"Polska współpracowała z Hitlerem - oryginałów nie mamy"
Służba Wywiadu Zagranicznego Rosji zarzuciła przedwojennym władzom Polski, że nie uchylały się od współpracy z hitlerowskimi Niemcami. Tezę tę przedstawił w Moskwie emerytowany generał rosyjskiego wywiadu Lew Sockow, prezentując zbiór dokumentów z lat 1935-45 zatytułowany "Sekrety polskiej polityki", opracowany przez SWR. Według Sockowa, książka zawiera bardzo wiele interesujących materiałów dotyczących polityki zagranicznej Polski.

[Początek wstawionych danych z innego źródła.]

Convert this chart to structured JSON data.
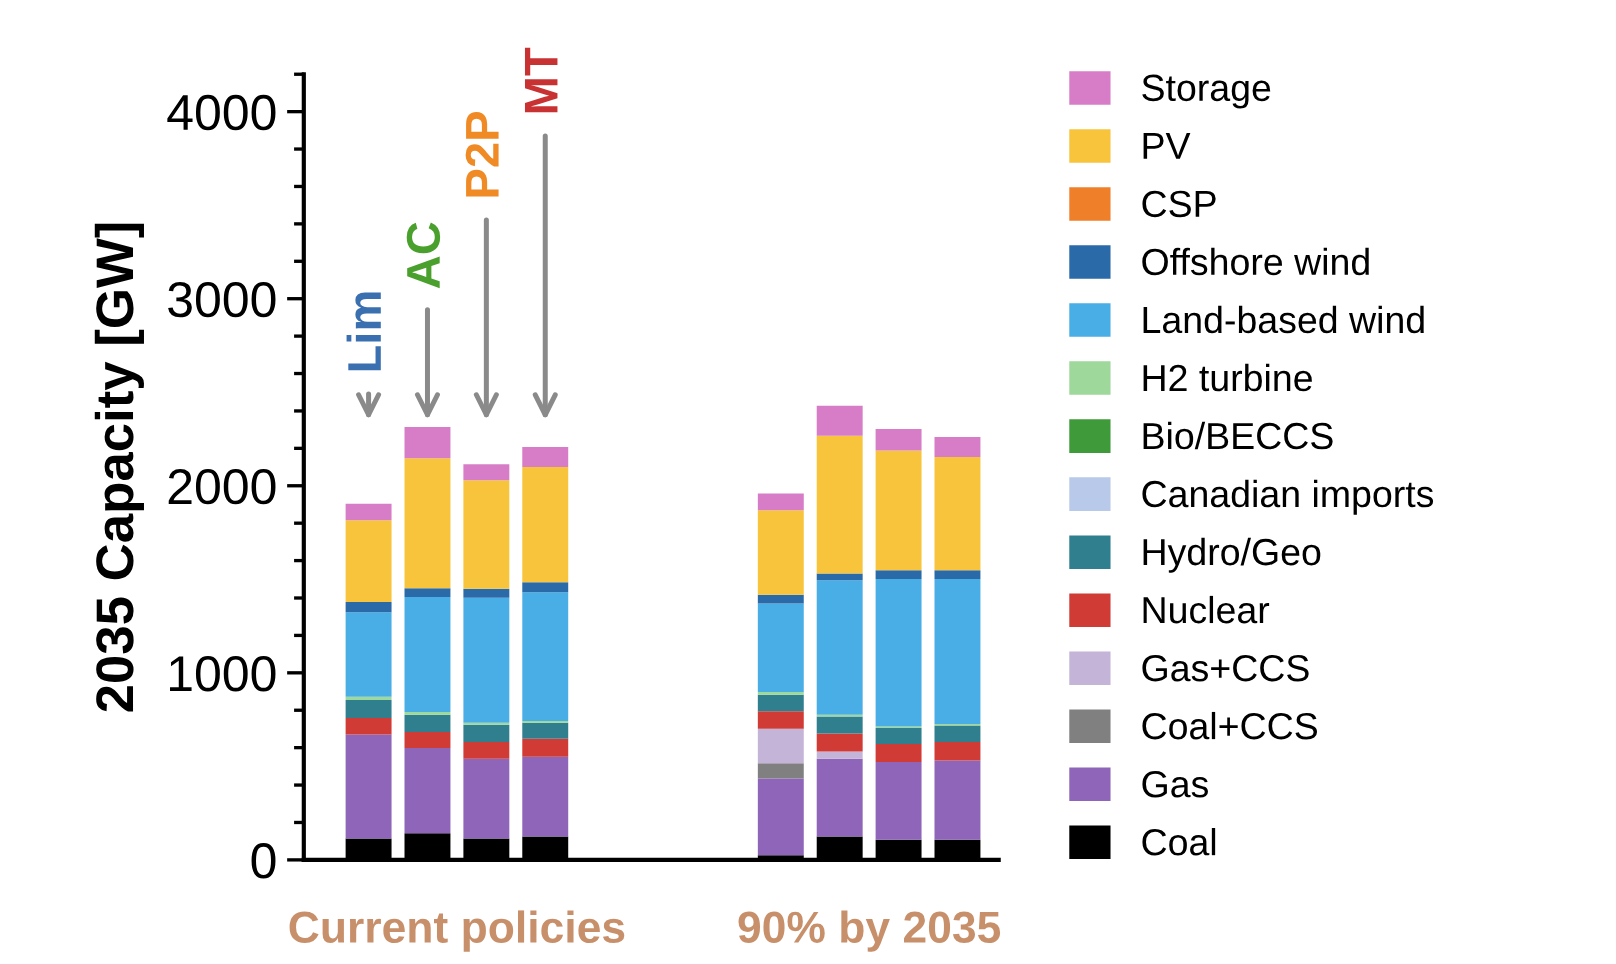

01.09.2009 | aktual.: 01.09.2009 16:38
Generał wysnuł z dokumentów tezę, że "przedwojenne polskie władze prowadziły antyradziecką politykę i wspólnie z krajami zachodnimi - Francją i Wielką Brytanią - torpedowały wysiłki zmierzające do zbudowania systemu bezpieczeństwa zbiorowego w Europie". - Polska mogła zrobić znacznie więcej, by jeszcze przed wojną powstał system bezpieczeństwa zbiorowego w Europie, koalicja antyhitlerowska - ocenił Sockow, którego zdaniem wina za doprowadzenie do wojny leży więc również na Polsce. - ZSRR był ostatnim krajem, który zawarł pakt z hitlerowskimi Niemcami. Pierwszym była Polska w 1934 roku - oznajmił.
Sockow oświadczył, że w okresie przedwojennym radziecki wywiad miał "niezłe" pozycje w Warszawie, dzięki czemu mógł prześwietlać politykę polskich władz; wszedł w posiadanie bardzo ważnych dokumentów, w tym szyfrowanych depesz zachodnich ambasadorów akredytowanych w stolicy Polski. Generał zaznaczył też, że przedwojenne władze Polski dążyły do rozpadu Związku Radzieckiego i w tym celu podsycały separatyzmy na Kaukazie, Ukrainie i w Azji Środkowej.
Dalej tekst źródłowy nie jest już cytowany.